Um manobrador de máquinas confessou nesta segunda-feira que levou uma urna com ossadas da avó para casa para tentar provar que haveria “corrupção” no cemitério de Alverca e que não há segurança quanto ao controlo das ossadas ali depositadas. O homem e a companheira estão a ser julgados no Tribunal de Vila Franca de Xira, acusados de subornarem o coveiro, também arguido, para que este trocasse a urna de uma familiar com a de outra pessoa, com o intuito de pedir uma indemnização à Junta de Freguesia de Alverca por erro dos serviços.

O manobrador de máquinas, Ricardo Conceição, de 31 anos, está acusado de corrupção activa e profanação de cadáver. Sentou-se no banco dos réus com a mulher, Ana Sofia, operadora de caixa de supermercado de 28 anos, acusada dos mesmos crimes, e o coveiro do cemitério de Alverca, José Basílio, acusado de corrupção passiva e co-autoria na profanação de cadáver.

Os factos remontam a Julho de 2011, quando o casal residia em Alverca. Ricardo Conceição pagou 100 euros ao coveiro para que este lhe entregasse uma urna com as ossadas da avó. José Basílio diz que se deixou levar pelo manobrador de máquinas e que aceitou o dinheiro porque o ordenado é “fraco”. Mas Ricardo Conceição garantiu que desconhecia por completo que era crime retirar as ossadas de um familiar nestas condições de um cemitério, afirmando que entregou os 100 euros apenas num “acto generoso” porque o coveiro se queixara de dificuldades financeiras.

Ricardo Conceição disse em tribunal que descobriu, em 2009, que a urna com as ossadas da sua avó tinha desaparecido. Alertou a junta de freguesia e participou o caso à PSP, que abriu uma investigação. A urna voltou a aparecer 15 dias depois, mas Ricardo diz que a junta nunca lhe deu qualquer tipo de explicação para o sucedido. “Fiquei um pouco transtornado e resolvi demonstrar que, no cemitério de Alverca, existem pessoas assim e que é possível ocorrerem estas situações de troca de urnas. A intenção foi também mostrar que há lá dentro pessoas que são corruptas”, afirmou.

José Basílio explicou que a urna tinha estado desaparecida porque uma senhora, anterior detentora do ossário, terá usado uma chave que ainda possuía e retirado a urna, pensando que continha as ossadas do marido.
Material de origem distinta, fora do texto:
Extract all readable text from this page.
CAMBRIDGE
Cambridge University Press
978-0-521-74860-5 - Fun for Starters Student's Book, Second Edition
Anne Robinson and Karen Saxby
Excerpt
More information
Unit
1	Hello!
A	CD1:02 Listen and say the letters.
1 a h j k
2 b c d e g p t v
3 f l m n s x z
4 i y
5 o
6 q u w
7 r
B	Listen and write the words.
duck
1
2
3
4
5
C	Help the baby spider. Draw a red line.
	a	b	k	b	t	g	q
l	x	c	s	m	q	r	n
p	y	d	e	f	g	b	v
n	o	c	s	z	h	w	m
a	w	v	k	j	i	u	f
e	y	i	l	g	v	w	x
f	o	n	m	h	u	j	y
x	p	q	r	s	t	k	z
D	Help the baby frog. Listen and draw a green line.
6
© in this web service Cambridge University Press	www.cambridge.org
Segundo referiu, isto foi feito sem conhecimento dos coveiros e, só alguns dias depois da reclamação do manobrador de máquinas é que a urna com as ossadas da sua avó foi encontrada no chão, junto a um canteiro.

Em Setembro de 2011, a advogada de Ricardo Conceição escreveu ao executivo da Junta de Freguesia de Alverca, com o qual esteve reunida duas vezes, explicando que o seu cliente estava revoltado com a forma como a urna com as ossadas da avó havia desaparecido em 2009. Afirmou ainda que pretendia que fizessem um teste de ADN para confirmar a autenticidade das ossadas e que iria levar o caso a tribunal, pedindo uma indemnização de alguns milhares de euros por danos morais, o que acabou por acontecer. O processo está em curso no Tribunal Administrativo de Lisboa.

A causídica admitiu que a questão poderia ser negociada, mas a junta não aceitou fazer nenhum acordo, tendo procurado saber o que se passava. O coveiro acabou por confessar ter recebido os 100 euros e foi alvo de um processo disciplinar que resultou em quatro meses de suspensão do serviço.

Nesta segunda-feira depôs também Berta de Jesus, coordenadora técnica da Junta de Alverca, que garantiu que qualquer movimento de ossadas no cemitério tem que ter um registo e uma autorização. A funcionária observou que não sabe se a urna terá estado desaparecida durante essas duas semanas.